The year 2015 will be remembered as the year when terror came to Paris. If  the January attacks were a reaction to ‘provocation’ by cartoonists and Jews,  the 13 November massacres brought home to most French that restaurant and concert-goers enjoying a night out did not deserve to die. If they had not already done so,  the majority have now realised that they have a serious problem with radicalised Islamist youth. Hence the surge of support for the right-wing, anti-immigrant Front National in the French local elections.

The last redoubt of ‘political correctness’, however, has proven to be France’s intellectual and media elite. They have been quick to hurl accusations of ‘islamophobia’ at anyone who dares tell the truth. Georges Bensoussan, historian and editorial director at the Holocaust Memorial in Paris, is the latest to find himself at the centre of a firestorm accusing him of ‘incitement to racial hatred’.

A group of left-wing intellectuals, including the controversial academic Shlomo Sand, lodged a complaint against Bensoussan with MRAP, a French anti-racist movement. Bensoussan may be called to face a tribunal.

During a TV discussion broadcast on 10 October 2015, Repliques, Bensoussan commented that France cannot hope to integrate its Maghrebi immigrants unless it recognised that these immigrants imbibe antisemitism ‘with their mother’s milk’.

Bensoussan, whose Jewish family comes from Morocco and who authored an 800-page volume on the uprooting of Jews from Arab countries Juifs en pays Arabes: le grand deracinement 1850 – 1975  in  2012, claims that he was paraphrasing the words of a ‘brave’ Algerian sociologist, Smain Laachar. “Everyone knows it but nobody will say it,” Laachar had declared of Arab/Muslim antisemitism.

Laachar has since denied having said or written such ‘ignominy’. He said it was outrageous for Bensoussan to have claimed that antisemitism was transmitted by blood.

Bensoussan has countered that Arab antisemitism was not transmitted biologically but culturally. He accused his critics of ‘intellectual terrorism’.

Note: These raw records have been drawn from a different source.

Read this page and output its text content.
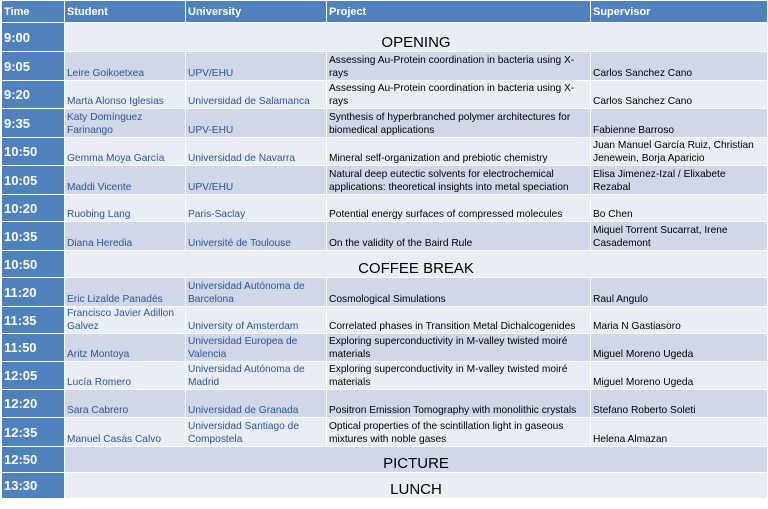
Time	Student	University	Project	Supervisor
9:00	OPENING			
9:05	Leire Goikoetxea	UPV/EHU	Assessing Au-Protein coordination in bacteria using X-rays	Carlos Sanchez Cano
9:20	Marta Alonso Iglesias	Universidad de Salamanca	Assessing Au-Protein coordination in bacteria using X-rays	Carlos Sanchez Cano
9:35	Katy Domínguez Farinango	UPV-EHU	Synthesis of hyperbranched polymer architectures for biomedical applications	Fabienne Barroso
10:50	Gemma Moya García	Universidad de Navarra	Mineral self-organization and prebiotic chemistry	Juan Manuel García Ruiz, Christian Jenewein, Borja Aparicio
10:05	Maddi Vicente	UPV/EHU	Natural deep eutectic solvents for electrochemical applications: theoretical insights into metal speciation	Elisa Jimenez-Izal / Elixabete Rezabal
10:20	Ruobing Lang	Paris-Saclay	Potential energy surfaces of compressed molecules	Bo Chen
10:35	Diana Heredia	Université de Toulouse	On the validity of the Baird Rule	Miquel Torrent Sucarrat, Irene Casademont
10:50	COFFEE BREAK			
11:20	Eric Lizalde Panadés	Universidad Autónoma de Barcelona	Cosmological Simulations	Raul Angulo
11:35	Francisco Javier Adillon Galvez	University of Amsterdam	Correlated phases in Transition Metal Dichalcogenides	Maria N Gastiasoro
11:50	Aritz Montoya	Universidad Europea de Valencia	Exploring superconductivity in M-valley twisted moiré materials	Miguel Moreno Ugeda
12:05	Lucía Romero	Universidad Autónoma de Madrid	Exploring superconductivity in M-valley twisted moiré materials	Miguel Moreno Ugeda
12:20	Sara Cabrero	Universidad de Granada	Positron Emission Tomography with monolithic crystals	Stefano Roberto Soleti
12:35	Manuel Casás Calvo	Universidad Santiago de Compostela	Optical properties of the scintillation light in gaseous mixtures with noble gases	Helena Almazan
12:50	PICTURE			
13:30	LUNCH			
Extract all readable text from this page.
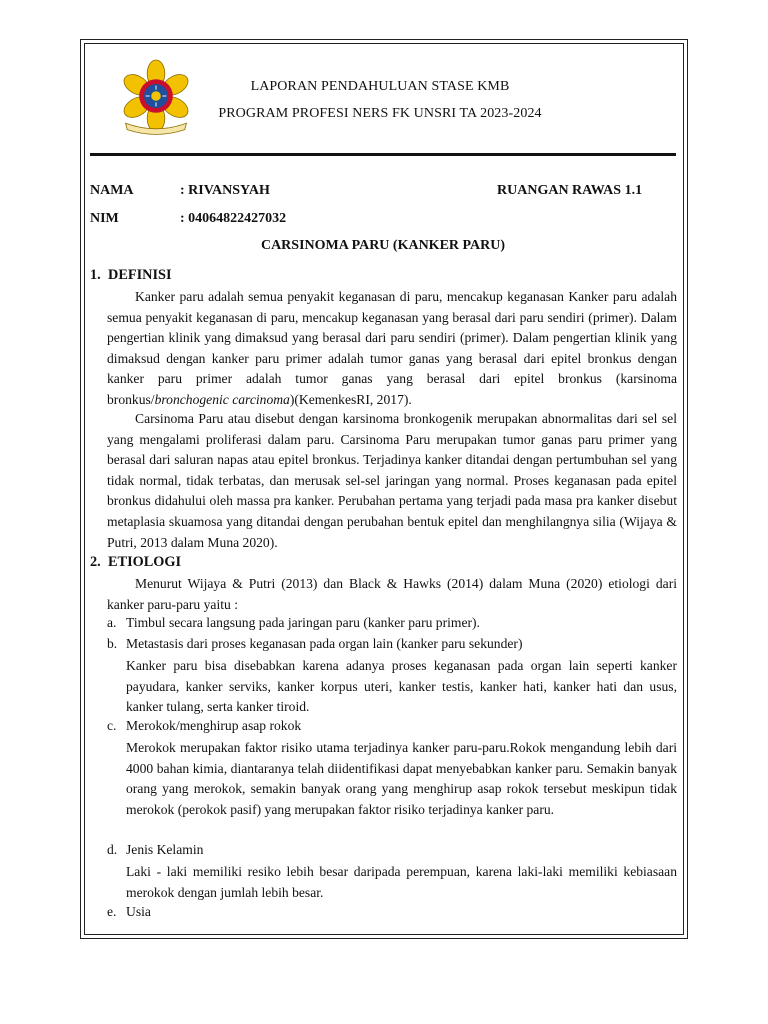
LAPORAN PENDAHULUAN STASE KMB
PROGRAM PROFESI NERS FK UNSRI TA 2023-2024
NAMA	: RIVANSYAH	RUANGAN RAWAS 1.1
NIM	: 04064822427032
CARSINOMA PARU (KANKER PARU)
1. DEFINISI

Kanker paru adalah semua penyakit keganasan di paru, mencakup keganasan Kanker paru adalah semua penyakit keganasan di paru, mencakup keganasan yang berasal dari paru sendiri (primer). Dalam pengertian klinik yang dimaksud yang berasal dari paru sendiri (primer). Dalam pengertian klinik yang dimaksud dengan kanker paru primer adalah tumor ganas yang berasal dari epitel bronkus dengan kanker paru primer adalah tumor ganas yang berasal dari epitel bronkus (karsinoma bronkus/bronchogenic carcinoma)(KemenkesRI, 2017).

Carsinoma Paru atau disebut dengan karsinoma bronkogenik merupakan abnormalitas dari sel sel yang mengalami proliferasi dalam paru. Carsinoma Paru merupakan tumor ganas paru primer yang berasal dari saluran napas atau epitel bronkus. Terjadinya kanker ditandai dengan pertumbuhan sel yang tidak normal, tidak terbatas, dan merusak sel-sel jaringan yang normal. Proses keganasan pada epitel bronkus didahului oleh massa pra kanker. Perubahan pertama yang terjadi pada masa pra kanker disebut metaplasia skuamosa yang ditandai dengan perubahan bentuk epitel dan menghilangnya silia (Wijaya & Putri, 2013 dalam Muna 2020).

2. ETIOLOGI

Menurut Wijaya & Putri (2013) dan Black & Hawks (2014) dalam Muna (2020) etiologi dari kanker paru-paru yaitu :

a. Timbul secara langsung pada jaringan paru (kanker paru primer).
b. Metastasis dari proses keganasan pada organ lain (kanker paru sekunder)

Kanker paru bisa disebabkan karena adanya proses keganasan pada organ lain seperti kanker payudara, kanker serviks, kanker korpus uteri, kanker testis, kanker hati, kanker hati dan usus, kanker tulang, serta kanker tiroid.

c. Merokok/menghirup asap rokok

Merokok merupakan faktor risiko utama terjadinya kanker paru-paru.Rokok mengandung lebih dari 4000 bahan kimia, diantaranya telah diidentifikasi dapat menyebabkan kanker paru. Semakin banyak orang yang merokok, semakin banyak orang yang menghirup asap rokok tersebut meskipun tidak merokok (perokok pasif) yang merupakan faktor risiko terjadinya kanker paru.

d. Jenis Kelamin

Laki - laki memiliki resiko lebih besar daripada perempuan, karena laki-laki memiliki kebiasaan merokok dengan jumlah lebih besar.

e. Usia
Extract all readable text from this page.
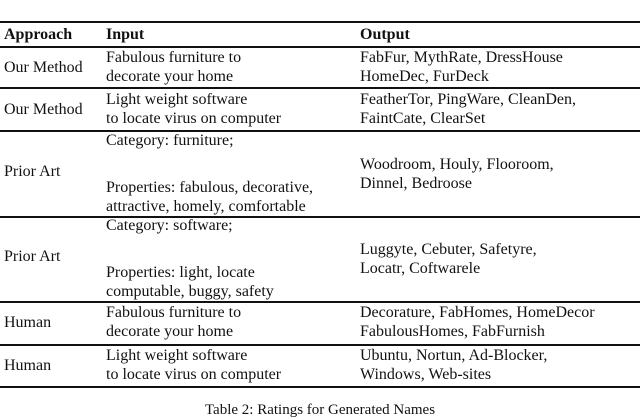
Approach Input	Output
Our Method
Fabulous furniture to
decorate your home
FabFur, MythRate, DressHouse
HomeDec, FurDeck
Our Method
Light weight software
to locate virus on computer
FeatherTor, PingWare, CleanDen,
FaintCate, ClearSet
Prior Art
Category: furniture;
Properties: fabulous, decorative,
attractive, homely, comfortable
Woodroom, Houly, Flooroom,
Dinnel, Bedroose
Prior Art
Category: software;
Properties: light, locate
computable, buggy, safety
Luggyte, Cebuter, Safetyre,
Locatr, Coftwarele
Human
Fabulous furniture to
decorate your home
Decorature, FabHomes, HomeDecor
FabulousHomes, FabFurnish
Human
Light weight software
to locate virus on computer
Ubuntu, Nortun, Ad-Blocker,
Windows, Web-sites
Table 2: Ratings for Generated Names
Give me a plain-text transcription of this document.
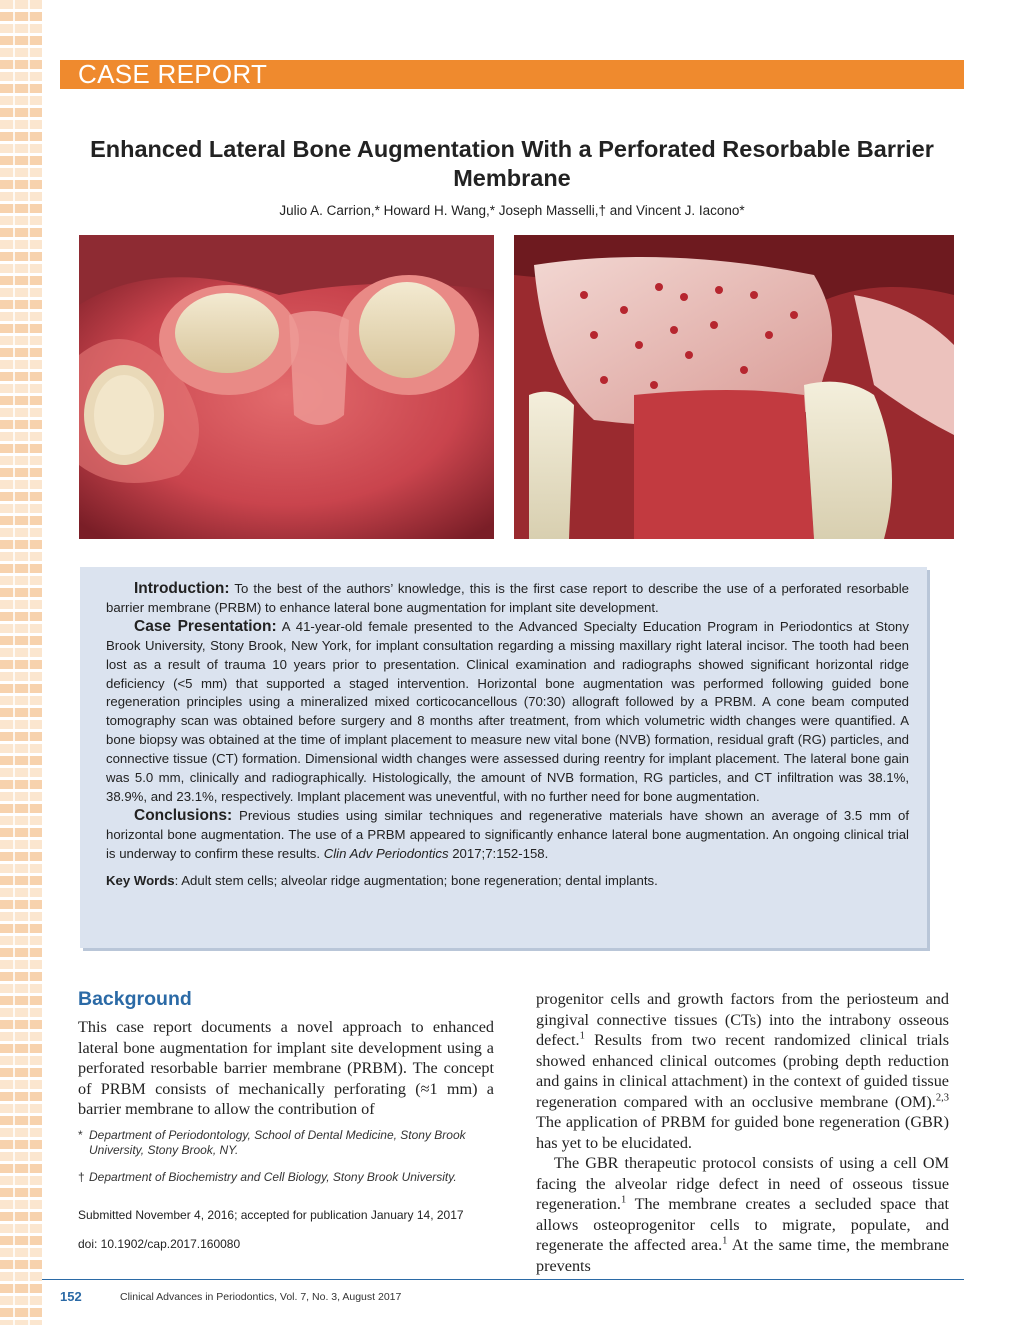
CASE REPORT
Enhanced Lateral Bone Augmentation With a Perforated Resorbable Barrier Membrane
Julio A. Carrion,* Howard H. Wang,* Joseph Masselli,† and Vincent J. Iacono*

Introduction: To the best of the authors’ knowledge, this is the first case report to describe the use of a perforated resorbable barrier membrane (PRBM) to enhance lateral bone augmentation for implant site development.

Case Presentation: A 41-year-old female presented to the Advanced Specialty Education Program in Periodontics at Stony Brook University, Stony Brook, New York, for implant consultation regarding a missing maxillary right lateral incisor. The tooth had been lost as a result of trauma 10 years prior to presentation. Clinical examination and radiographs showed significant horizontal ridge deficiency (<5 mm) that supported a staged intervention. Horizontal bone augmentation was performed following guided bone regeneration principles using a mineralized mixed corticocancellous (70:30) allograft followed by a PRBM. A cone beam computed tomography scan was obtained before surgery and 8 months after treatment, from which volumetric width changes were quantified. A bone biopsy was obtained at the time of implant placement to measure new vital bone (NVB) formation, residual graft (RG) particles, and connective tissue (CT) formation. Dimensional width changes were assessed during reentry for implant placement. The lateral bone gain was 5.0 mm, clinically and radiographically. Histologically, the amount of NVB formation, RG particles, and CT infiltration was 38.1%, 38.9%, and 23.1%, respectively. Implant placement was uneventful, with no further need for bone augmentation.

Conclusions: Previous studies using similar techniques and regenerative materials have shown an average of 3.5 mm of horizontal bone augmentation. The use of a PRBM appeared to significantly enhance lateral bone augmentation. An ongoing clinical trial is underway to confirm these results. Clin Adv Periodontics 2017;7:152-158.

Key Words: Adult stem cells; alveolar ridge augmentation; bone regeneration; dental implants.

Background

This case report documents a novel approach to enhanced lateral bone augmentation for implant site development using a perforated resorbable barrier membrane (PRBM). The concept of PRBM consists of mechanically perforating (≈1 mm) a barrier membrane to allow the contribution of

* Department of Periodontology, School of Dental Medicine, Stony Brook University, Stony Brook, NY.
† Department of Biochemistry and Cell Biology, Stony Brook University.
Submitted November 4, 2016; accepted for publication January 14, 2017
doi: 10.1902/cap.2017.160080

progenitor cells and growth factors from the periosteum and gingival connective tissues (CTs) into the intrabony osseous defect.$^1$ Results from two recent randomized clinical trials showed enhanced clinical outcomes (probing depth reduction and gains in clinical attachment) in the context of guided tissue regeneration compared with an occlusive membrane (OM).$^{2,3}$ The application of PRBM for guided bone regeneration (GBR) has yet to be elucidated.

The GBR therapeutic protocol consists of using a cell OM facing the alveolar ridge defect in need of osseous tissue regeneration.$^1$ The membrane creates a secluded space that allows osteoprogenitor cells to migrate, populate, and regenerate the affected area.$^1$ At the same time, the membrane prevents

152	Clinical Advances in Periodontics, Vol. 7, No. 3, August 2017
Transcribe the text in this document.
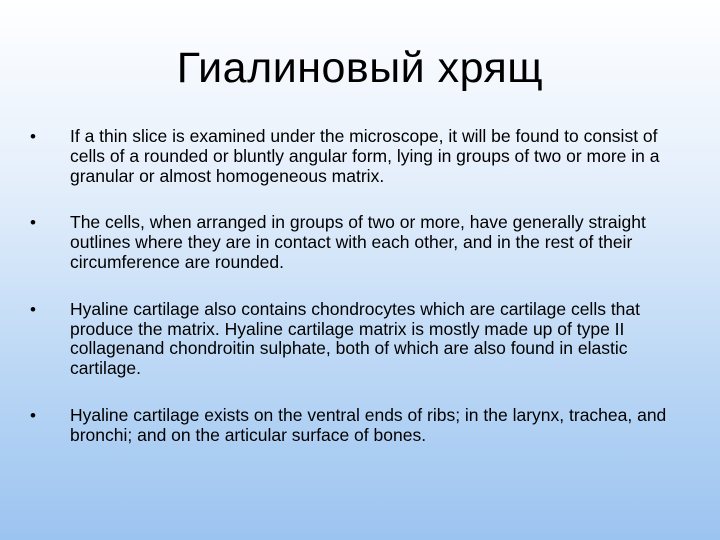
Гиалиновый хрящ
•	If a thin slice is examined under the microscope, it will be found to consist of cells of a rounded or bluntly angular form, lying in groups of two or more in a granular or almost homogeneous matrix.
•	The cells, when arranged in groups of two or more, have generally straight outlines where they are in contact with each other, and in the rest of their circumference are rounded.
•	Hyaline cartilage also contains chondrocytes which are cartilage cells that produce the matrix. Hyaline cartilage matrix is mostly made up of type II collagenand chondroitin sulphate, both of which are also found in elastic cartilage.
•	Hyaline cartilage exists on the ventral ends of ribs; in the larynx, trachea, and bronchi; and on the articular surface of bones.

“These intellectuals have trouble imagining that the ruled can be rulers, racists, antisemites and violent people,” said Bensoussan. He claimed that the Left were still hung up about the ‘colonial ‘ Algerian war, 53 years later: “The war has not ended. We still think we are at war with our immigrants.”

The 13 November attacks in Paris do not seem to have dampened the anti-Bensoussan accusations. Over 60 academics and intellectuals, including Bernard Henri Levy and Pierre-Andre Taguieff, have rallied in support of Bensoussan. On 4 December 2015, they had a letter published  in Le Figaro.

“We affirm our support for Georges Bensoussan, salute his courage and his freedom to express himself,” the letter said. “His defamers avoid addressing the disturbing facts he refers to, preferring instead to accuse, denounce, besmirch and threaten. Jew-hatred is behind such strategies, continually renewed.”

Georges Bensoussan has got into hot water for quoting an Algerian sociologist”s own words. Bensoussan is himself  an acknowledged expert on antisemitism, including the Arab/Muslim variety, yet sections of the intellectual and media elite refuse to face the unvarnished truth: ‘colonised’ peoples too have skeletons in their cupboards –  they also can be guilty of racism and anti-semitism that can lead to violent extremism. Denial of the facts puts everyone at risk.

As the great Algerian-born writer Albert Camus once said: “to fail to call things by their proper names is to add to the world’s misery.”